SSE is also announcing measures to bring down its own business costs as part of its efforts to focus on what matters to customers. Annual operational cost savings of around £100m are expected to be realised.

This will include a voluntary early release programme which, it is anticipated, will lead to a reduction of around 500 jobs across the SSE group.

As a result of these initiatives, SSE also told investors that operating profit in its Retail business is expected to be around 25% lower this year than in 2012/13 – partly as a result of the mild winter in England – where most of its customers live – when it announces its latest annual results on 21 May 2014.

Phillips-Davies added: “Energy policy and politics in the UK and Ireland are dominated by the so-called energy ‘trilemma’ – security of supply; decarbonisation and affordability. Our aim is to reflect all three parts of the ‘trilemma’ and in this way be as consistent as possible with the direction of energy policy and politics in the UK and Ireland. 

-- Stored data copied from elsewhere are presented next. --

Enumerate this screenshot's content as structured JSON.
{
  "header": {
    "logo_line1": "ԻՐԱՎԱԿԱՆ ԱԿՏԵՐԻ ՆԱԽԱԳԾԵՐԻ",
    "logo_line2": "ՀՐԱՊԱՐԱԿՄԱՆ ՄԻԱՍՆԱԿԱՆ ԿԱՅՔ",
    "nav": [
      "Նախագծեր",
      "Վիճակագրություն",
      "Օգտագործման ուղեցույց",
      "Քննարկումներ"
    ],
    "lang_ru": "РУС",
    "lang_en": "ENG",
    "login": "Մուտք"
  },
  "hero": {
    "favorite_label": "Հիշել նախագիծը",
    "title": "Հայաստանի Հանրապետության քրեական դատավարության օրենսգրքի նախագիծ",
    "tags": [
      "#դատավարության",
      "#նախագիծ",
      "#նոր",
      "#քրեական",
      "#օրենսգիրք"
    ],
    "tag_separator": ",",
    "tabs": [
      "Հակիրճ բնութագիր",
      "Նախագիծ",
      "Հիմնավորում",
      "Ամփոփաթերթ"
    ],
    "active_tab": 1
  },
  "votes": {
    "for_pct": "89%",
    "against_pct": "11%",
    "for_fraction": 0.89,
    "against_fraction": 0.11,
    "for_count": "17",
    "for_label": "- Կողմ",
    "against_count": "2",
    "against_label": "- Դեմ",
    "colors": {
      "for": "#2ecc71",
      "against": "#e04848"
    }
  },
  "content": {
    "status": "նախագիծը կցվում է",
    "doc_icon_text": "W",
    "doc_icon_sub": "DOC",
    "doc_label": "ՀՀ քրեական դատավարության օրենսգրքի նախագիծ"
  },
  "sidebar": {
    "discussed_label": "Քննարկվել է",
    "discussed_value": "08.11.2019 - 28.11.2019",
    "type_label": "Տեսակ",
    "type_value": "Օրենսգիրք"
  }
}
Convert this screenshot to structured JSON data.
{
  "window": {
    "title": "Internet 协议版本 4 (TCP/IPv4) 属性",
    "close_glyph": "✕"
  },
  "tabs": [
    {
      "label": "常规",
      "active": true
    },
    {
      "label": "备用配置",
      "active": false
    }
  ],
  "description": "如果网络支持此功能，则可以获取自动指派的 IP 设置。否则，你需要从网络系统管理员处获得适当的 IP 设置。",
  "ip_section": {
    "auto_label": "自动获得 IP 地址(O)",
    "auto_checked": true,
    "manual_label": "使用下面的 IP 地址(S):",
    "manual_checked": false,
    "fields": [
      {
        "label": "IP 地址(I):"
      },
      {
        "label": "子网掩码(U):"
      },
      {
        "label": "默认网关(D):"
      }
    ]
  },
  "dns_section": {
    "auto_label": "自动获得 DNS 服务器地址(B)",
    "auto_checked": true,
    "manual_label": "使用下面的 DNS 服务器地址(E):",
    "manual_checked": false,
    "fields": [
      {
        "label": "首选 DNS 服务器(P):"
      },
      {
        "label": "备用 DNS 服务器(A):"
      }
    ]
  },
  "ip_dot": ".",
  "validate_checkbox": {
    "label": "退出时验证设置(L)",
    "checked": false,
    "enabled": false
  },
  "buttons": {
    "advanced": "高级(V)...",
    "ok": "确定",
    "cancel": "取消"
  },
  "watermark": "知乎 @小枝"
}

“This means, for example, that while we support action to address climate change, we also believe steps should be taken to ensure such action does not make energy unaffordable for the most vulnerable electricity and gas customers.”

In Westminster, the SSE announcement sparked fierce exchanges of party comments by both the Conservatives and Labour, with both parties claiming the political credit for creating the market conditions in which one of the Big Six power giants appeared to respond – at least in part – to a tsunami of consumer concerns over recent inflation-busting hikes in energy bills.

In Holyrood, SNP MSP Mike MacKenzie – who sits on the Economy, Energy and Tourism Committee – said: “In its update to  investors, Scottish and Southern Energy has made clear that it believes that “a single energy market in Great Britain would be the most likely outcome in the event of a Yes vote”. This follows on from its earlier statement confirming that a single energy market is its preferred outcome.

“With Westminster Energy Secretary Ed Davey having last week attempted to raise fears over the future of a shared energy market after a Yes vote in Scotland’s Independence Referendum, this intervention by SSE represents a further blow to the credibility of the No campaign.

“Scotland’s Future makes clear that an independent Scotland will continue to participate in “a single GB-wide market for electricity and gas will continue with the current market trading arrangements”.

“The fact of the matter is that Scotland’s abundant energy resources are absolutely vital to keeping the lights on in the rest of the UK, which is why continuing to work closely with our friends south of the border after a Yes vote is simple common sense.”

  • Meanwhile, SSE has decided not to proceed further with the development of two onshore wind farms (Dalnessie and Fairburn extension) with a total capacity of 117MW because they are no longer financially viable.